Remy Sylado tampil dengan pakaian khasnya, berbaju dan bercelana putih. Gayanya, melepas satu kancing di bagian atas. Entah itu ketidaksengajaan, atau memang dia ingin menegaskan suatu filosofi; hanya ia sendiri yang tahu.
Yang jelas dia berbicara banyak dari sejarah Cheng Ho, dikotomi pribumi non pribumi, mayoritas dan minoritas. Ia mengaitkan semua itu dengan situasi kekinian.
Menurut penjelasan Aristo Kristandyo, Kepala Pemasaran Wings Food, yang menjadi penyelenggara acara tersebut, tema Aku Berindonesia yang diketengahkan untuk mengingatkan kembali kesadaran masyarakat pada keindonesiaan yang belakangan terusik berbagai isu yang datang dari masalah perbedaan.
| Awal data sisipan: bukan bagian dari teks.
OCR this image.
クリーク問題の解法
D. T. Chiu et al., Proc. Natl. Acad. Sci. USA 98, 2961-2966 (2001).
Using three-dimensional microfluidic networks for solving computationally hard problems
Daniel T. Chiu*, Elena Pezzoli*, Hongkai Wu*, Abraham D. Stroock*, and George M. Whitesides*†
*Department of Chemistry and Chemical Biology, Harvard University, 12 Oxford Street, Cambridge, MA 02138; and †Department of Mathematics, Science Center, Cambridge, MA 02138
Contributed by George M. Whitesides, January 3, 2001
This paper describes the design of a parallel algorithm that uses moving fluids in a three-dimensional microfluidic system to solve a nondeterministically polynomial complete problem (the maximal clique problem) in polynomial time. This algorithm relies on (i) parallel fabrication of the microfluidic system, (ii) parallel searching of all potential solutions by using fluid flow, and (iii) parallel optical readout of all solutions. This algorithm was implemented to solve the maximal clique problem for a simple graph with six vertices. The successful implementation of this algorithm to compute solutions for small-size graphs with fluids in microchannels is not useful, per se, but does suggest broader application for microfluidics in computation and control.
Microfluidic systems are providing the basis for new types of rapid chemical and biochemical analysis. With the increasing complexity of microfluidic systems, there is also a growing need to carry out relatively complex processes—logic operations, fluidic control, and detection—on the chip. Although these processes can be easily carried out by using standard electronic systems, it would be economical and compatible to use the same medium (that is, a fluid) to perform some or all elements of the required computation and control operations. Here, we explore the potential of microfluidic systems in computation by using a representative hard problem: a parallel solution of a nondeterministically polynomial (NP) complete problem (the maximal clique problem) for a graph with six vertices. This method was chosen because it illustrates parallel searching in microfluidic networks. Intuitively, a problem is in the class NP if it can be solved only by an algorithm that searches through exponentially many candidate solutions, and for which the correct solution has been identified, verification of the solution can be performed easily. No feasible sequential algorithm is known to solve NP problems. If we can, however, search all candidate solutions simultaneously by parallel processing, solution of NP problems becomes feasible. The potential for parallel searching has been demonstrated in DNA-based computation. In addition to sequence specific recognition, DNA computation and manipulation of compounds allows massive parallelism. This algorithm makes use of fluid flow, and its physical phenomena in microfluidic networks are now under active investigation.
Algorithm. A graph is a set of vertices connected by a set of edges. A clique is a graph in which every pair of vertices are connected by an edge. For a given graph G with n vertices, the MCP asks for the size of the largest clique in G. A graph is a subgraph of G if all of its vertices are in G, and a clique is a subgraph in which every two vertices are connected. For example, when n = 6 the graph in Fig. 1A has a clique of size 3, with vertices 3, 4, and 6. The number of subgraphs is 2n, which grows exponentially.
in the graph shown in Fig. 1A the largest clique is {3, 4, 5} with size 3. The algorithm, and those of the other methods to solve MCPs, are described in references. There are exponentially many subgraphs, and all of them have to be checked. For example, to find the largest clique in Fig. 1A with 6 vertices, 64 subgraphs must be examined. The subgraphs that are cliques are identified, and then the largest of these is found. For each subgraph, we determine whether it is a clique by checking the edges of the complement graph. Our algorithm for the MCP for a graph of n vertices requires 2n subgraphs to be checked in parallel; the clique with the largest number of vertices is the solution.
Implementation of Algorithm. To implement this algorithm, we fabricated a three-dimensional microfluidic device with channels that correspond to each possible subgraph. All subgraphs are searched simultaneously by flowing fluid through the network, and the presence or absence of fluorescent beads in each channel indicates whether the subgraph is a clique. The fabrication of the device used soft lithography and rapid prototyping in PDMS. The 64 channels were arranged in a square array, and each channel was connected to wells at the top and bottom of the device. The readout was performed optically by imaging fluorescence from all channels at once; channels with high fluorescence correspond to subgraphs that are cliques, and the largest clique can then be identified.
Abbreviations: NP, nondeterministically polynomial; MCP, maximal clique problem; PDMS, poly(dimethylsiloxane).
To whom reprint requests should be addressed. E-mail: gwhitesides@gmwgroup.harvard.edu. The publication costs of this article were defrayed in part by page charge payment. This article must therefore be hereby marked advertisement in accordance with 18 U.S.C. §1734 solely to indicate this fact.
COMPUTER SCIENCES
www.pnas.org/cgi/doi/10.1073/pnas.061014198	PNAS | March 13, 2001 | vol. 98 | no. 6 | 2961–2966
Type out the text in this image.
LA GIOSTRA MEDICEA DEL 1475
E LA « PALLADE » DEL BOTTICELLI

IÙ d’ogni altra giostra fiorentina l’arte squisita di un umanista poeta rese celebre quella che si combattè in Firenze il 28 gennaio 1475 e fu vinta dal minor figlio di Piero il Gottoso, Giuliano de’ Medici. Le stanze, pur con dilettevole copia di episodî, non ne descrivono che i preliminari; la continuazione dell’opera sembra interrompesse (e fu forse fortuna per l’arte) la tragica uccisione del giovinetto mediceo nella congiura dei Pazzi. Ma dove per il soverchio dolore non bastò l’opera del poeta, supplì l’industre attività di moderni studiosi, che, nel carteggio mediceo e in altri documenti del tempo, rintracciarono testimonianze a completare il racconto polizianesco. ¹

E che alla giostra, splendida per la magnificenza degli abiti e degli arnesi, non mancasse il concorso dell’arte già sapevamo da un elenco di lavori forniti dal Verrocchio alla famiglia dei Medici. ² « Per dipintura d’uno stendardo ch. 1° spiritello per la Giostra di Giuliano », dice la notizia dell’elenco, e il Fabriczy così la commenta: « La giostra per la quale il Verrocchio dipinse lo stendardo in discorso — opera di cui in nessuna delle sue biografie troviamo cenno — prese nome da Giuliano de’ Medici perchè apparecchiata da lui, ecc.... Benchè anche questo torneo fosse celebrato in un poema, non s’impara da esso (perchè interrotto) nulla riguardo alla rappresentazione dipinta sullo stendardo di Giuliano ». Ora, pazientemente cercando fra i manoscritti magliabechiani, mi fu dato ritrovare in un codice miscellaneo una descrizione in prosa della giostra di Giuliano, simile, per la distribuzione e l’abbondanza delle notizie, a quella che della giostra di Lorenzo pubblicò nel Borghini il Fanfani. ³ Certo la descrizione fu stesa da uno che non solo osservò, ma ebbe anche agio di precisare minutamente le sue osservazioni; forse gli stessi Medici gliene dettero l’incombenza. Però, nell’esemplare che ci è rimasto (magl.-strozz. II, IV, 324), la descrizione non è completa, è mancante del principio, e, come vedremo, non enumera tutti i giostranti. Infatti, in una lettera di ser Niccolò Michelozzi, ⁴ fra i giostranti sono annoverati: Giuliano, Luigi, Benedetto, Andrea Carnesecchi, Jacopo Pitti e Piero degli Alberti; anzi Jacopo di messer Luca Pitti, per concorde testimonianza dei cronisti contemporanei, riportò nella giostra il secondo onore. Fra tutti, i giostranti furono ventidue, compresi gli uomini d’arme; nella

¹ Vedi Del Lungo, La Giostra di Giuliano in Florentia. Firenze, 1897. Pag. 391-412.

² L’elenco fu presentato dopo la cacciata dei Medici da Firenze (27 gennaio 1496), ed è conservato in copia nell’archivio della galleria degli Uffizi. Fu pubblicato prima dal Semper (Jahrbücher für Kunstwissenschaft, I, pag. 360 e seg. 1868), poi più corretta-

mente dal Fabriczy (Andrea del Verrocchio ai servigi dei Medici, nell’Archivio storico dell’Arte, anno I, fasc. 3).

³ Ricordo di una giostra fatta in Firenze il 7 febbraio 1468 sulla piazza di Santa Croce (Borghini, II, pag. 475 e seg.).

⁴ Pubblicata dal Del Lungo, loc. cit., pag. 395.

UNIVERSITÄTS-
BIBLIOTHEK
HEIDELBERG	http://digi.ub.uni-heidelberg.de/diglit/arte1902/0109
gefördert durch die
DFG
"(Tema) Aku Berindonesia ini memang untuk mengajak masyarakat menunjukkan keIndonesiaan; berbicara Indonesia, bersikap Indonesia, bernilai Indonesia," ujar Aristo Kristandyo.
Remy terlihat gelisah atas fenomena, betapa mudahnya kebencian ditebar, permusuhan dibangkitkan, hingga persoalan kecil sengaja dibesar-besarkan. "Kita lupa, hingga menyepelekan hal-hal itu hanya membuat persatuan kita terkoyak," ia meluapkan kegelisahannya.
"Padahal," kata Remy lagi, "Jika ingin bicara soal pribumi dan non pribumi, tak ada dari moyang kita yang betul-betul pribumi, hampir semuanya adalah imigran."